New fiscal year shows gains for Pleasanton | July 1, 2011 | Pleasanton Weekly | |

Pleasanton Weekly

Opinion - July 1, 2011

New fiscal year shows gains for Pleasanton

Today marks the start of a new fiscal year which for the city of Pleasanton also brings a new municipal budget that for the first time in several years offers a glimmer of fiscal relief from a troubling recession.

Actually, the budget approved by the City Council June 21 has a two-year life span, covering operations totaling $87.3 million for fiscal year 2011-12 that starts today, and $89.7 million for FY 2012-13. The current operating budget is expected to close on target at $86.1 million when a full accounting of receipts and expenses is completed in about six weeks.

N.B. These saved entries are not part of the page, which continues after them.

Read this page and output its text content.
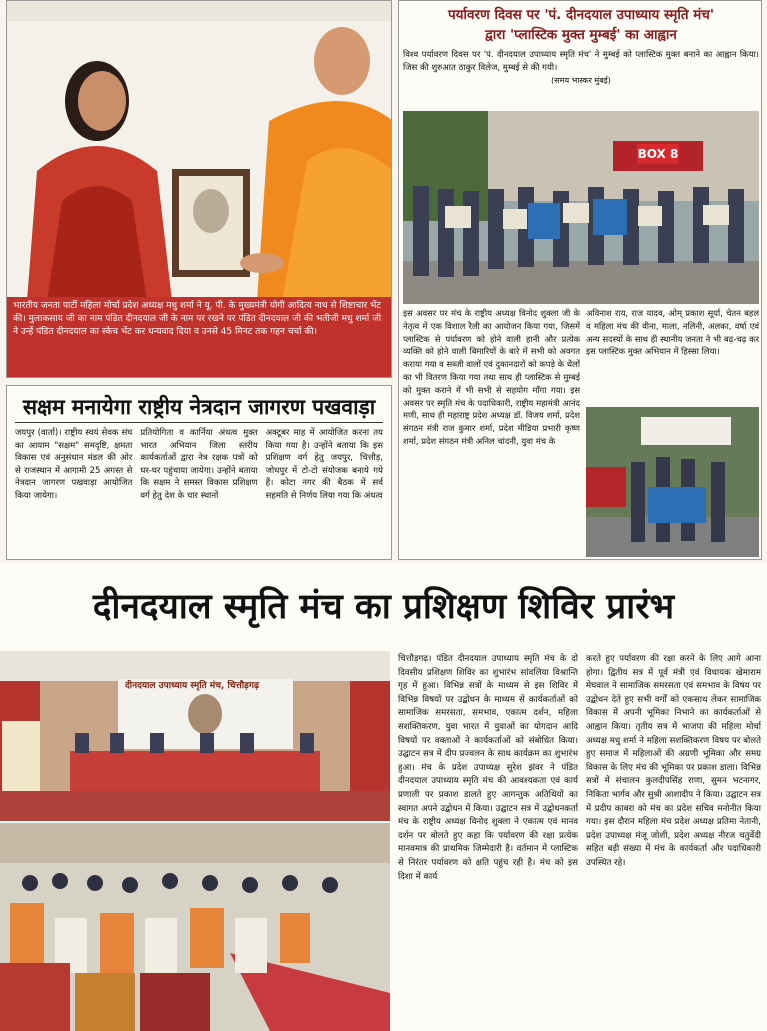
भारतीय जनता पार्टी महिला मोर्चा प्रदेश अध्यक्ष मधु शर्मा ने यू. पी. के मुख्यमंत्री योगी आदित्य नाथ से शिष्टाचार भेंट की। मुलाकसाय जी का नाम पंडित दीनदयाल जी के नाम पर रखने पर पंडित दीनदयाल जी की भतीजी मधु शर्मा जी ने उन्हें पंडित दीनदयाल का स्केच भेंट कर धन्यवाद दिया व उनसे 45 मिनट तक गहन चर्चा की।
सक्षम मनायेगा राष्ट्रीय नेत्रदान जागरण पखवाड़ा
जयपुर (वार्ता)। राष्ट्रीय स्वयं सेवक संघ का आयाम "सक्षम" समदृष्टि, क्षमता विकास एवं अनुसंधान मंडल की ओर से राजस्थान में आगामी 25 अगस्त से नेत्रदान जागरण पखवाड़ा आयोजित किया जायेगा।
प्रतियोगिता व कार्निया अंधत्व मुक्त भारत अभियान जिला स्तरीय कार्यकर्ताओं द्वारा नेत्र रक्षक पत्रों को घर-घर पहुंचाया जायेगा। उन्होंने बताया कि सक्षम ने समस्त विकास प्रशिक्षण वर्ग हेतु देश के चार स्थानों
अक्टूबर माह में आयोजित करना तय किया गया है। उन्होंने बताया कि इस प्रशिक्षण वर्ग हेतु जयपुर, चित्तौड़, जोधपुर में टो-टो संयोजक बनाये गये हैं। कोटा नगर की बैठक में सर्व सहमति से निर्णय लिया गया कि अंधत्व
पर्यावरण दिवस पर 'पं. दीनदयाल उपाध्याय स्मृति मंच'
द्वारा 'प्लास्टिक मुक्त मुम्बई' का आह्वान
विश्व पर्यावरण दिवस पर 'पं. दीनदयाल उपाध्याय स्मृति मंच' ने मुम्बई को प्लास्टिक मुक्त बनाने का आह्वान किया। जिस की शुरुआत ठाकुर विलेज, मुम्बई से की गयी।
(समय भास्कर मुंबई)
BOX 8
इस अवसर पर मंच के राष्ट्रीय अध्यक्ष विनोद शुक्ला जी के नेतृत्व में एक विशाल रैली का आयोजन किया गया, जिसमें प्लास्टिक से पर्यावरण को होने वाली हानी और प्रत्येक व्यक्ति को होने वाली बिमारियों के बारे में सभी को अवगत कराया गया व सब्जी वालों एवं दुकानदारों को कपड़े के थैलों का भी वितरण किया गया तथा साथ ही प्लास्टिक से मुम्बई को मुक्त कराने में भी सभी से सहयोग माँगा गया। इस अवसर पर स्मृति मंच के पदाधिकारी, राष्ट्रीय महामंत्री आनंद मणी, साथ ही महाराष्ट्र प्रदेश अध्यक्ष डॉ. विजय शर्मा, प्रदेश संगठन मंत्री राज कुमार शर्मा, प्रदेश मीडिया प्रभारी कृष्ण शर्मा, प्रदेश संगठन मंत्री अनिल चांदनी, युवा मंच के
अविनाश राय, राज यादव, ओम् प्रकाश सूर्या, चेतन बहल व महिला मंच की वीना, माला, नलिनी, अलका, वर्षा एवं अन्य सदस्यों के साथ ही स्थानीय जनता ने भी बढ़-चढ़ कर इस प्लास्टिक मुक्त अभियान में हिस्सा लिया।
दीनदयाल स्मृति मंच का प्रशिक्षण शिविर प्रारंभ
दीनदयाल उपाध्याय स्मृति मंच, चित्तौड़गढ़
चित्तौड़गढ़। पंडित दीनदयाल उपाध्याय स्मृति मंच के दो दिवसीय प्रशिक्षण शिविर का शुभारंभ सांवलिया विश्रान्ति गृह में हुआ। विभिन्न सत्रों के माध्यम से इस शिविर में विभिन्न विषयों पर उद्बोधन के माध्यम से कार्यकर्ताओं को सामाजिक समरसता, समभाव, एकात्म दर्शन, महिला सशक्तिकरण, युवा भारत में युवाओं का योगदान आदि विषयों पर वक्ताओं ने कार्यकर्ताओं को संबोधित किया। उद्घाटन सत्र में दीप प्रज्वलन के साथ कार्यक्रम का शुभारंभ हुआ। मंच के प्रदेश उपाध्यक्ष सुरेश झंवर ने पंडित दीनदयाल उपाध्याय स्मृति मंच की आवश्यकता एवं कार्य प्रणाली पर प्रकाश डालते हुए आगन्तुक अतिथियों का स्वागत अपने उद्बोधन में किया। उद्घाटन सत्र में उद्बोधनकर्ता मंच के राष्ट्रीय अध्यक्ष विनोद शुक्ला ने एकात्म एवं मानव दर्शन पर बोलते हुए कहा कि पर्यावरण की रक्षा प्रत्येक मानवमात्र की प्राथमिक जिम्मेदारी है। वर्तमान में प्लास्टिक से निरंतर पर्यावरण को क्षति पहुंच रही है। मंच को इस दिशा में कार्य
करते हुए पर्यावरण की रक्षा करने के लिए आगे आना होगा। द्वितीय सत्र में पूर्व मंत्री एवं विधायक खेमाराम मेघवाल ने सामाजिक समरसता एवं समभाव के विषय पर उद्बोधन देते हुए सभी वर्गों को एकसाथ लेकर सामाजिक विकास में अपनी भूमिका निभाने का कार्यकर्ताओं से आह्वान किया। तृतीय सत्र में भाजपा की महिला मोर्चा अध्यक्ष मधु शर्मा ने महिला सशक्तिकरण विषय पर बोलते हुए समाज में महिलाओं की अग्रणी भूमिका और समग्र विकास के लिए मंच की भूमिका पर प्रकाश डाला। विभिन्न सत्रों में संचालन कुलदीपसिंह राणा, सुमन भटनागर, निकिता भार्गव और सुश्री आशादीप ने किया। उद्घाटन सत्र में प्रदीप काबरा को मंच का प्रदेश सचिव मनोनीत किया गया। इस दौरान महिला मंच प्रदेश अध्यक्ष प्रतिमा नेतानी, प्रदेश उपाध्यक्ष मंजू जोशी, प्रदेश अध्यक्ष नीरज चतुर्वेदी सहित बड़ी संख्या में मंच के कार्यकर्ता और पदाधिकारी उपस्थित रहे।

Although Finance Director Emily Wagner has said Pleasanton is "not out of the woods yet when it comes to economic concerns," she is also seeing a slight uptick in sales and hotel/motel tax revenue along with sustained property tax receipts. It's a different story in neighboring cities where foreclosed properties and homeowner-triggered reassessments have lowered property tax valuations and tax receipts. The state's new fiscal year budget with its gutting of redevelopment agencies is also expected to cut deeply into those cities that rely on these agencies for major development, especially Livermore. Pleasanton wisely decided against forming a redevelopment agency years ago.

Because of the "glimmer of hope" Wagner and her finance department colleagues see in the new fiscal year, the balanced two-year budgets are higher than the one that closed yesterday and well above the $84.7 million budget for FY 2009-10, which was the lowest operating budget in years. Both still fall behind the record-high $91.0 million operating budget Pleasanton claimed in FY 2007-08. Still, this year's new budget and the one for FY 20112-13 will be closely monitored by Wagner and the City Council on a quarterly basis starting in October with a detailed analysis in the city's customary mid-year budget review in January. If the guarded economic improvement turns south again, adjustments can be made to meet the new conditions without impairing services or key operations.

The new FY 2011-12 budget maintains the city's reserves of $25.3 million. Employee salaries continue to be frozen, with a hiring freeze also continuing through the two-year period. In the last two years, the city has eliminated 40 positions through attrition, which has resulted in $6 million in savings. Non-essential spending through reductions in travel and training and delays in non-essential capital projects have also cut costs. Consolidations and reorganizations within the municipal government have trimmed costs, too. Separate departments for planning, building and engineering were combined into the Community Development Department under a single director, Brian Dolan. The parks division was transferred from Community Services to the Operations Service Center, along with utility billing services. Business licenses were moved out of Finance to the Economic Development Department. Even the issuance of dog licenses will soon be moved out of City Hall to be handled by the Valley Humane Society or the county animal shelter in Dublin. Bike licenses, once handled by city staff, must now be obtained online at a national registry.

Perhaps the biggest unknown rests in Sacramento where Gov. Jerry Brown and his Democratic-controlled Legislature have crafted a state budget that could affect municipal revenue sources, including Pleasanton's. Although a voter-approved measure blocks the state from directly grabbing money from city coffers as it has done repeatedly in the past, there's talk of legislators "adjusting" the formulas for collecting and distributing property and sales taxes. Some have suggested that the distribution of these taxes be based on population instead of where the taxes are collected, formulas that might not bode well for Pleasanton.

For now, at least, Pleasanton's new fiscal year looks promising with increased revenue that can be applied to its major challenge of reducing its overall employee pension liability. That's on the council's agenda in the coming months.